I’m not an artist, which probably partly explains why I’m only an average mechanic. Or maybe it’s the other way around. Whichever, wrenching, depending upon what I’m working on, can be and often is a vexing affair, made worse by my seeming lack of simple math skills. That latter point came into sharp focus the other night, putting the engine back together on my 1983 Laverda RGS 1000 triple after a comprehensive top-end overhaul involving new pistons and rings, and a complete cylinder head rebuild including new stainless steel valves, bronze valve guides, new intake valve stem seals (Laverda didn’t use exhaust seals) and new valve springs.
To set valve clearances, the Laverda triple uses valve stem shim caps under cam-actuated buckets. The setup’s somewhat labor intensive, requiring camshaft removal any time clearances have to be reset. Determining the proper shim is a matter of measuring existing clearance, then subtracting or adding against the current shim. Valve clearance too tight? Use a thinner shim. Too loose? Thicker. Simple math, right? But a tired mind after a long day confused shim differences with clearances, resulting in incorrect calculations, resulting in me removing and installing the intake camshaft three times before I finally got it straight.

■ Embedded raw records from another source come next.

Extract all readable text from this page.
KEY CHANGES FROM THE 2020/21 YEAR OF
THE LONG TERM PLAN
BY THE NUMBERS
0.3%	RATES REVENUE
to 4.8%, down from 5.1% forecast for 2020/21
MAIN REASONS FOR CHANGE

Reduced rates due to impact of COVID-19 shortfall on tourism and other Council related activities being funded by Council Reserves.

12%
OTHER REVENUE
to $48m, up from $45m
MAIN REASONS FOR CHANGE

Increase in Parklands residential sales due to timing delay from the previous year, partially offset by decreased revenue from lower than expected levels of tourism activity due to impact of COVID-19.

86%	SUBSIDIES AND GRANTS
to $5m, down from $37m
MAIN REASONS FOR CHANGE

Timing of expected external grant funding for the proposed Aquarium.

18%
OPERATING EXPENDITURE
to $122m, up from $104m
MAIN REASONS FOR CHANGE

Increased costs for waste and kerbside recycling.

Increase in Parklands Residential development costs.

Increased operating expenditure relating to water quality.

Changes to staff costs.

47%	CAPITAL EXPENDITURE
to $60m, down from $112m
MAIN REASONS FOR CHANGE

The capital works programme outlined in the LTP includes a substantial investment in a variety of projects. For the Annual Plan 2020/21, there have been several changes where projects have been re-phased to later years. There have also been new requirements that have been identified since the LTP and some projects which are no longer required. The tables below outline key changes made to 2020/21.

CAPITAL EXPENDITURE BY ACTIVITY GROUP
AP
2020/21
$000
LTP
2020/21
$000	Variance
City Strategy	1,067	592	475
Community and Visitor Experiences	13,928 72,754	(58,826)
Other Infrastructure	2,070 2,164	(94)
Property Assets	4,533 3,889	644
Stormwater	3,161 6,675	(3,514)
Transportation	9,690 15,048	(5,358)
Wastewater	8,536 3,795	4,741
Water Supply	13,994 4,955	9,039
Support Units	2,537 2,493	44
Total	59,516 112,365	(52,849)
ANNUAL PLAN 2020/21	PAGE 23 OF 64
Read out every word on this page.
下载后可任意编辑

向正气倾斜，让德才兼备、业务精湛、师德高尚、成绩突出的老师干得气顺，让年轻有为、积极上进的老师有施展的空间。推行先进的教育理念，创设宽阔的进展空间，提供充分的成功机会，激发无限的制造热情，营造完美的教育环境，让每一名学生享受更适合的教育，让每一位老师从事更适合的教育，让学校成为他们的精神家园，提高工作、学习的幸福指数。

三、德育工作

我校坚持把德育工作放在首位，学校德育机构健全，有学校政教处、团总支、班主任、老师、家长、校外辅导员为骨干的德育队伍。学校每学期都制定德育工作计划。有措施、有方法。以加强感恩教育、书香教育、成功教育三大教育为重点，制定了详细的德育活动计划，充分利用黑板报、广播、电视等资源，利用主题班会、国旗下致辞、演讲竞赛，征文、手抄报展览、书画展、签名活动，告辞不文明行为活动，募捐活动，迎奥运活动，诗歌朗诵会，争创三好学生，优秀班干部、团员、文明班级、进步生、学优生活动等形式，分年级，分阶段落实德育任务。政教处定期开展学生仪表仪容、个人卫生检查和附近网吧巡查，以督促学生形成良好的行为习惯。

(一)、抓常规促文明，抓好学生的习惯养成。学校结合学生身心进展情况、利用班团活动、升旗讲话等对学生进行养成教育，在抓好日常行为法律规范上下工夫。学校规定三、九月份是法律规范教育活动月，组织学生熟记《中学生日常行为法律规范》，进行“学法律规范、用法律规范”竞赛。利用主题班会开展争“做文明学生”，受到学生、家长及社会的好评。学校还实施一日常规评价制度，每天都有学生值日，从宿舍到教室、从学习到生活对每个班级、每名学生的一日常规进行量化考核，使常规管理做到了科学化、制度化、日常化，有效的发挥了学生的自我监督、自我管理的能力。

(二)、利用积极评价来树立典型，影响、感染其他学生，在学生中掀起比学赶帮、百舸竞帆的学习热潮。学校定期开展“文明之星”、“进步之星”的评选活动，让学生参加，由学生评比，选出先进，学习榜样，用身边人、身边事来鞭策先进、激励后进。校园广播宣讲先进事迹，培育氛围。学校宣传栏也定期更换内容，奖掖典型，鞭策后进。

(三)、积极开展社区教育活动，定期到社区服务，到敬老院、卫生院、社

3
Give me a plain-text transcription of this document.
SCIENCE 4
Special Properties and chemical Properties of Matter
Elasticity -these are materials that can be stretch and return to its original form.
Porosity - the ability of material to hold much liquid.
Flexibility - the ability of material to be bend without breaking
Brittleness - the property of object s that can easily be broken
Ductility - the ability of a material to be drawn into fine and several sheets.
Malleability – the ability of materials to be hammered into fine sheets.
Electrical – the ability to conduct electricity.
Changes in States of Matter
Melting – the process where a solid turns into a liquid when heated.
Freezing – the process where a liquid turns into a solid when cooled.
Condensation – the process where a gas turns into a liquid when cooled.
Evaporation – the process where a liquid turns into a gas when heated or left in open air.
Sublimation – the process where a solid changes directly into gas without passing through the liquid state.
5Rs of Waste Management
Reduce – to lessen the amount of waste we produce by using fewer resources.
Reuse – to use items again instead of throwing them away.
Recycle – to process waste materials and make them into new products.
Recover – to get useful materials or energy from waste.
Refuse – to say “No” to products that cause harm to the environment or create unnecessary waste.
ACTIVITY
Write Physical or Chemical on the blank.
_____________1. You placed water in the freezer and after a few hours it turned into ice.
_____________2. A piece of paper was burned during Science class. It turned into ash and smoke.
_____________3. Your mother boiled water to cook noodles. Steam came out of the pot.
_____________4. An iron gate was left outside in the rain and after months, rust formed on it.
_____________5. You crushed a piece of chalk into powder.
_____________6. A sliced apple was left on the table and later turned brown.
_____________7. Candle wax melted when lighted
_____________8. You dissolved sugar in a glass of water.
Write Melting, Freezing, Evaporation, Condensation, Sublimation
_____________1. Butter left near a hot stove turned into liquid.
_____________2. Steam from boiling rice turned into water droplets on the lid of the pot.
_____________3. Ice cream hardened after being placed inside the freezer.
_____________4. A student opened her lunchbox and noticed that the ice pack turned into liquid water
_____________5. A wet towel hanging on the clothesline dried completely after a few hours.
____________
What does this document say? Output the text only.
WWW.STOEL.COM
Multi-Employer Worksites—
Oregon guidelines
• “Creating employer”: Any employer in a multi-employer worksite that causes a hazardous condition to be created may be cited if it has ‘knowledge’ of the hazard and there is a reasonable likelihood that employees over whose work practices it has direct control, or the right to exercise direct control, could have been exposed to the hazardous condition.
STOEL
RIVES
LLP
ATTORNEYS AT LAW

The frustration of all that extra wrenching set my panic meter soaring, convinced the constant tightening, loosening and retightening of the camshaft studs had to be stressing the stud threads. That same paranoid thinking convinced me the camshaft locating blocks must be getting crushed because of all this extra clamping and unclamping, and that I’d need to replace everything. Still certain I was jumping into a sewer of trouble, I set the exhaust cam clearances. It went perfectly. One shot, and it was done. Cool. Maybe everything’s OK after all, and the engine’s not going to self-destruct when I start it.
And there’s the difference between a competent and an average wrench. Experience and inclination are everything. I have the latter, but I’m still trying to catch up on the former. Maybe with a few more engine builds under my belt, I’ll finally start getting this wrenching thing down.